I wanted to see how these features would perform in a model, so I built a small model to see if there's any improvement while using these features. Instead of building a model to predict the target as we're doing in this competition, I created a new target for a classification problem as was done in the paper stated above. A '1' corresponds to a price increase and '0' to a decrease.
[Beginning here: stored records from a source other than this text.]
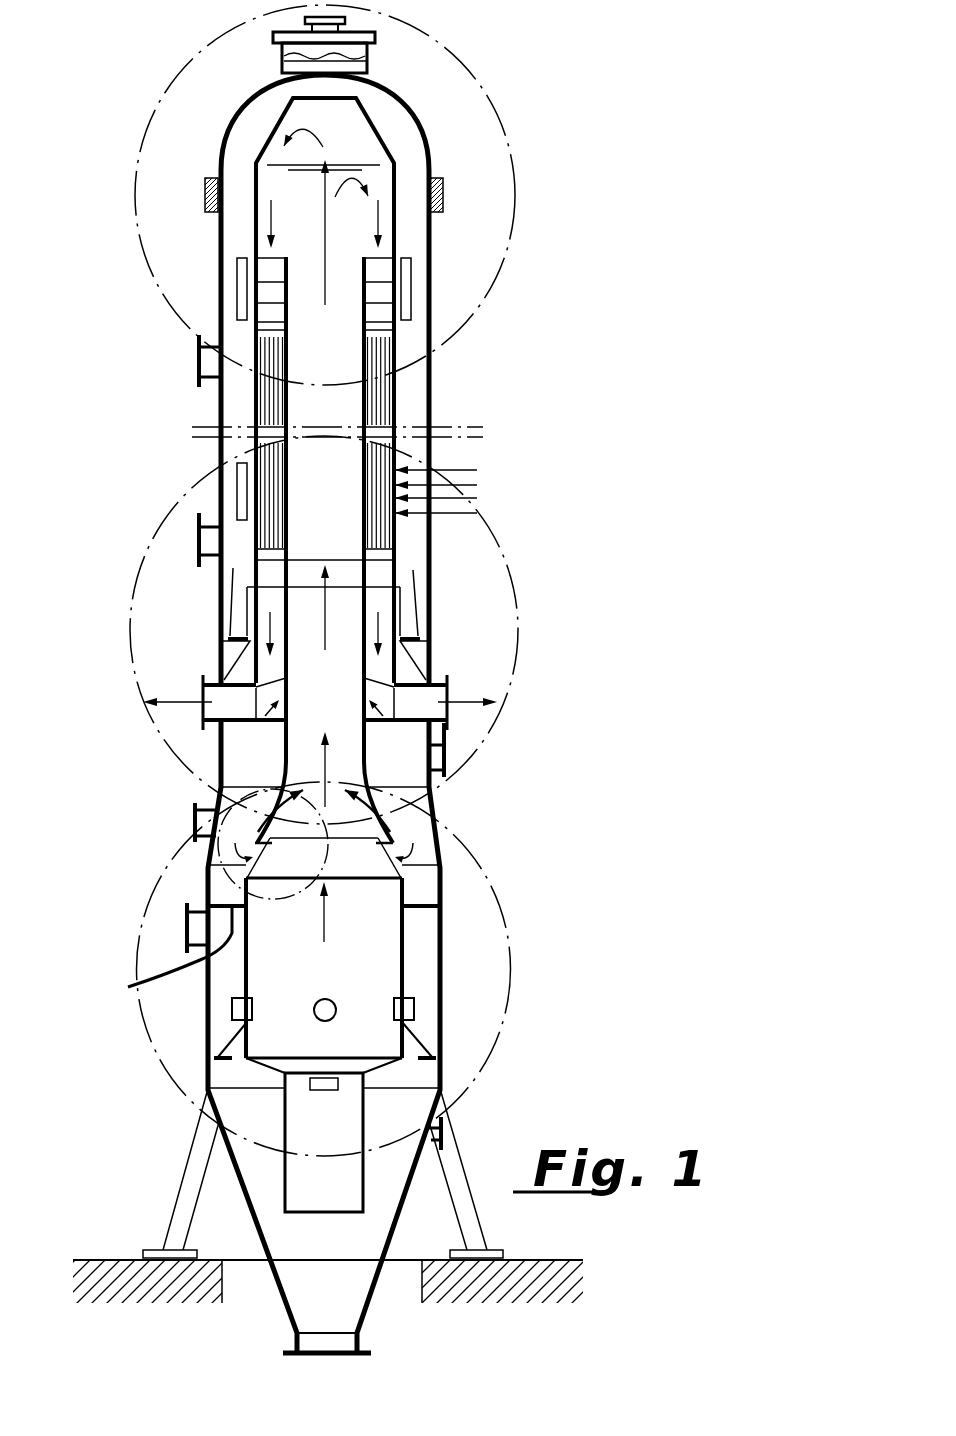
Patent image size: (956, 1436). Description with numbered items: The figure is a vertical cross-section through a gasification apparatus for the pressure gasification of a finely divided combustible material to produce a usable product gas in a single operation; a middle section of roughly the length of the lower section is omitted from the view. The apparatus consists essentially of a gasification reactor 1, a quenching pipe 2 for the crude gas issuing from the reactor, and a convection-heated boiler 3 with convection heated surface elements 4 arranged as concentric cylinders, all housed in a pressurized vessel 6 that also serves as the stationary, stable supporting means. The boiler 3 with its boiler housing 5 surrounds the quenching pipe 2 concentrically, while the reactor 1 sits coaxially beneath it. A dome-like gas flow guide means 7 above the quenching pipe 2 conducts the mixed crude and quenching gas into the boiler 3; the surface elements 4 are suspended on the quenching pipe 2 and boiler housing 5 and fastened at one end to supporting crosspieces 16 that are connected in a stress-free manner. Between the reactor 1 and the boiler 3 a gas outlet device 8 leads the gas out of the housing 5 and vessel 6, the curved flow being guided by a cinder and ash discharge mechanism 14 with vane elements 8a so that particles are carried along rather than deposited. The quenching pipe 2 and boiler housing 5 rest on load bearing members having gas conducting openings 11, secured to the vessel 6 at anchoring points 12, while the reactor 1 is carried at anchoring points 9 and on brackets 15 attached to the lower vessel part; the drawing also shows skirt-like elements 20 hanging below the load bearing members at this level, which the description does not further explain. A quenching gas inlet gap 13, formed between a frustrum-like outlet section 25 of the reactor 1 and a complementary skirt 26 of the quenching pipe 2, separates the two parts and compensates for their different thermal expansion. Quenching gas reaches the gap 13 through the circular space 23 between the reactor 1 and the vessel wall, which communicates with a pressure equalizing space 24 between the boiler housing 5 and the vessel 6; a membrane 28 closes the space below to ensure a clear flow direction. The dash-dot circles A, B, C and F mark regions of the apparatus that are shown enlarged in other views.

The gasification reactor 1 is at (383, 955).
The quenching pipe 2 is at (348, 745).
The convection-heated boiler 3 is at (383, 620).
The convection heated surface elements 4 is at (265, 403).
The boiler housing 5 is at (394, 533).
The pressurized vessel 6 is at (433, 303).
The gas flow guide means 7 is at (360, 133).
The gas outlet device 8 is at (214, 695).
The vane elements 8a is at (373, 698).
The anchoring points 9 is at (217, 1067).
The gas conducting openings 11 is at (268, 573).
The anchoring points 12 is at (227, 653).
The quenching gas inlet gap 13 is at (393, 838).
The mechanism for discharge of cinders and/or ash particles 14 is at (262, 722).
The brackets 15 is at (437, 1053).
The supporting crosspieces 16 is at (383, 333).
The skirts 20 is at (240, 617).
The circular space 23 is at (232, 892).
The pressure equalizing space 24 is at (258, 447).
The outlet section 25 is at (259, 856).
The skirt 26 is at (186, 815).
The membrane 28 is at (160, 963).
The upper zone A is at (483, 88).
The middle zone B is at (503, 532).
The lower zone C is at (493, 895).
The circulation zone F is at (232, 887).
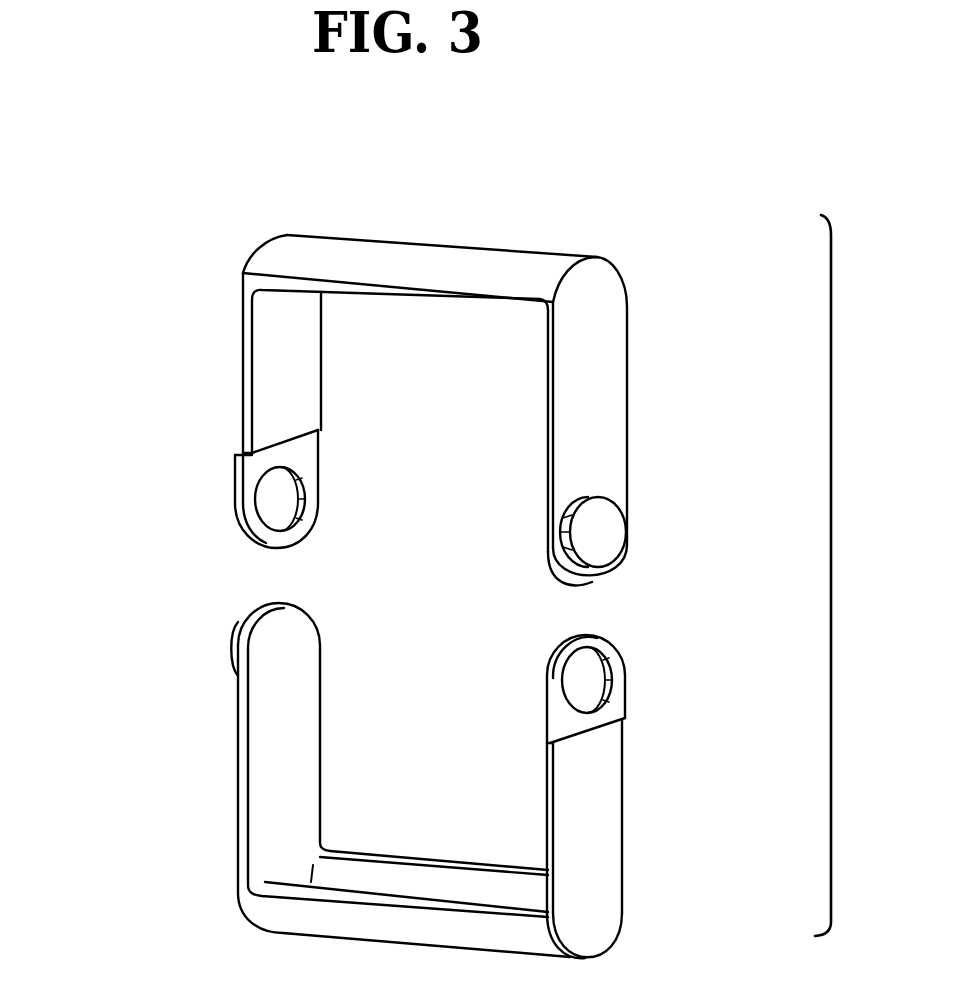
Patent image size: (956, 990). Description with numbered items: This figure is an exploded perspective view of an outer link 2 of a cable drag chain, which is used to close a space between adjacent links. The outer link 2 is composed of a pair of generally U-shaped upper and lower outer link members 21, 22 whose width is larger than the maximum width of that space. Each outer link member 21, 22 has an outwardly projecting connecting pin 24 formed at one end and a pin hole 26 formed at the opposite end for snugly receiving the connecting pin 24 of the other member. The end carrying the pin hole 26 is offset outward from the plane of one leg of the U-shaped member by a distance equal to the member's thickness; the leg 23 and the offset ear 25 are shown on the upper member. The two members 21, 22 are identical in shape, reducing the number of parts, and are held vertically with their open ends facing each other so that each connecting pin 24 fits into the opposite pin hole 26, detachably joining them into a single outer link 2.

The outer link 2 is at (655, 295).
The upper outer link member 21 is at (451, 260).
The lower outer link member 22 is at (600, 912).
The arm 23 is at (613, 418).
The connecting pin 24 is at (613, 535).
The ear portion 25 is at (237, 468).
The pin hole 26 is at (267, 503).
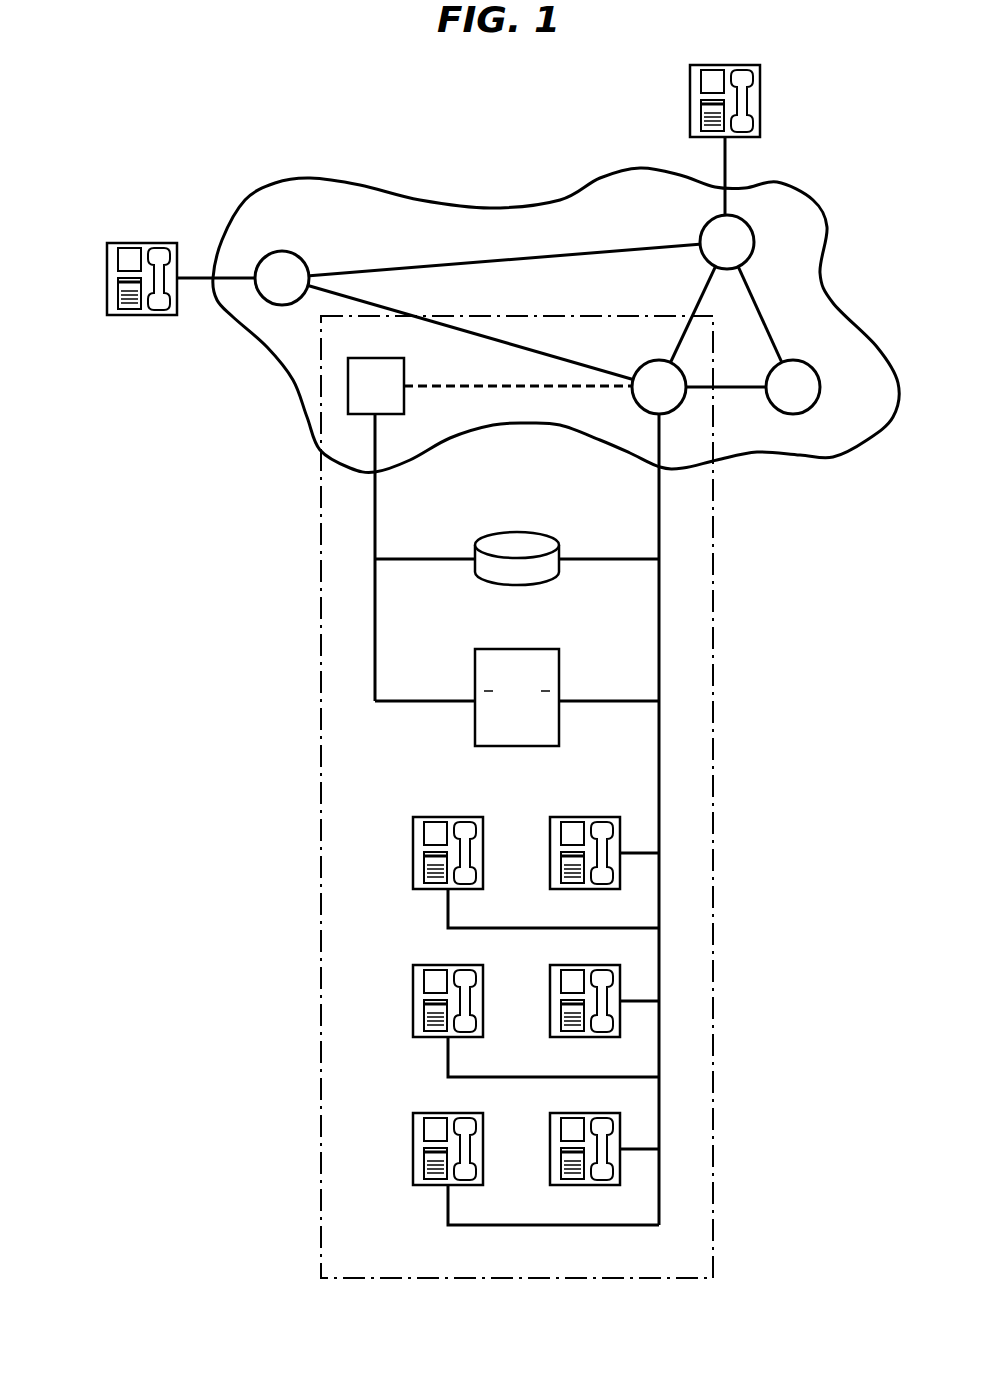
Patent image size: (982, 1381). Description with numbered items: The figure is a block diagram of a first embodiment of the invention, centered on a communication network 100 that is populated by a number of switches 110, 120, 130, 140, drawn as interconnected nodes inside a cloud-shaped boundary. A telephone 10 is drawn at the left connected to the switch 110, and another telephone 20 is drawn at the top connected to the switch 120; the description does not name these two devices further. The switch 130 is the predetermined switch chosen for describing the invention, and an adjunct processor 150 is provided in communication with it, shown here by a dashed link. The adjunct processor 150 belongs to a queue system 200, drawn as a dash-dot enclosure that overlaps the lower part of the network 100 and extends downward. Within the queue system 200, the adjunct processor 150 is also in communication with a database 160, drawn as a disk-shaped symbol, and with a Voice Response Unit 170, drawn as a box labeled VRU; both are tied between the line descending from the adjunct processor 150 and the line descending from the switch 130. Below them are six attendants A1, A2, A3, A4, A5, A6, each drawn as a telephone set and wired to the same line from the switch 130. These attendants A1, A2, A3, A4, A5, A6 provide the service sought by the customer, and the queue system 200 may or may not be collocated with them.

The calling party telephone 10 is at (107, 258).
The called party telephone 20 is at (690, 82).
The communication network 100 is at (524, 246).
The switch 110 is at (303, 257).
The switch 120 is at (700, 233).
The switch 130 is at (638, 362).
The switch 140 is at (820, 385).
The adjunct processor 150 is at (405, 378).
The database 160 is at (515, 545).
The Voice Response Unit 170 is at (560, 666).
The queue system 200 is at (321, 667).
The attendant A1 is at (550, 834).
The attendant A2 is at (413, 834).
The attendant A3 is at (550, 982).
The attendant A4 is at (413, 982).
The attendant A5 is at (550, 1130).
The attendant A6 is at (413, 1130).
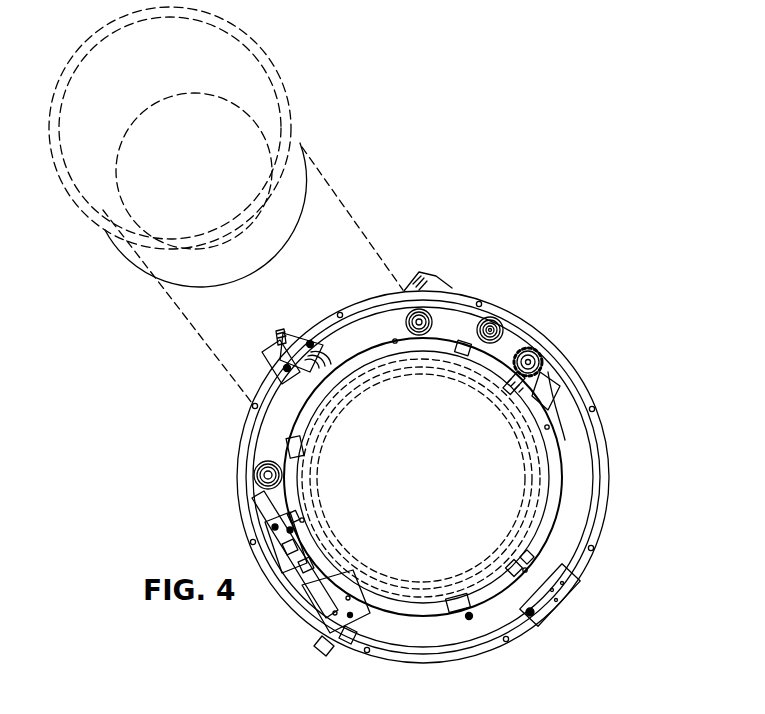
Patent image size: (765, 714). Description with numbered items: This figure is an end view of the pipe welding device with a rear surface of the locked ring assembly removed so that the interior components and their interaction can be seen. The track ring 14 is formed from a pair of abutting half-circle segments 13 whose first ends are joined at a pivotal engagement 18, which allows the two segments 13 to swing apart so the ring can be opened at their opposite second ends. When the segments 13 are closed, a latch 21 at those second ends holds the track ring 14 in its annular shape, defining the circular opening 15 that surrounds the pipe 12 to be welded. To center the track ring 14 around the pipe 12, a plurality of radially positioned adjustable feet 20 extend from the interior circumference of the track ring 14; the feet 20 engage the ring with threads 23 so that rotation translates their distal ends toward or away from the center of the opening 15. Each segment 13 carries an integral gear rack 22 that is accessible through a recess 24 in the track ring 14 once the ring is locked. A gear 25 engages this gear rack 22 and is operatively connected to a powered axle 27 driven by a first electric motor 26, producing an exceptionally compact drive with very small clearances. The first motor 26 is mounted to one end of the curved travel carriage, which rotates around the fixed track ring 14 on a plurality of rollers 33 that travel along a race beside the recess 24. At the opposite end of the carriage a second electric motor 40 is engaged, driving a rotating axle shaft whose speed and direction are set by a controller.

So, essentially this model will predict if the price of bitcoin will increase or decrease in the next minute. 

In [None]:
#Creating new target
bit['target'] = bit.open.shift(-1) - bit.close
bit['target'] = bit.target.apply(lambda x:1 if x>0 else 0)
bit.head()

In [None]:
bit.target.value_counts()

In [None]:
X = bit.drop(['target'],axis=1).values
y = bit.target.values

In [None]:
train_size = int(len(X)*0.70)
train, test = X[0:train_size], X[train_size:len(X)]
y_train, y_test = y[0:train_size], y[train_size:len(X)]
print('Observations: %d' % (len(X)))
print('Training Observations: %d' % (len(train)))
print('Testing Observations: %d' % (len(test)))

In [None]:
from xgboost import XGBClassifier
model = XGBClassifier( learning_rate=0.05, n_estimators=500, 
                      subsample=1.0,alpha=0, tree_method = 'gpu_hist')
model.fit(train, y_train)

In [None]:
y_pred = model.predict(test)

In [None]:
from sklearn.metrics import accuracy_score
accuracy = accuracy_score(y_test, y_pred)
print(f'model accuracy is :{accuracy}')

from sklearn.metrics import precision_score
precision = precision_score(y_test, y_pred, average='binary')
print(f'model precision is :{precision}')

from sklearn.metrics import recall_score
recall = recall_score(y_test, y_pred, average='binary')
print(f'model recall is :{recall}')

This is a 3% increase in model accuracy while using these newly extracted features(Run this notebook while commenting out the extracted features to obtain the score without). 

Note: This is not a definitive evaluation, I have not stress tested this with bigger data, optimised the algorithm or even evaluated which of, or even all, these features affect the model score. The goal of this notebook was purely to show the feature extraction.

I hope you have enjoyed this notebook and that this helps you in building better models for yourselves.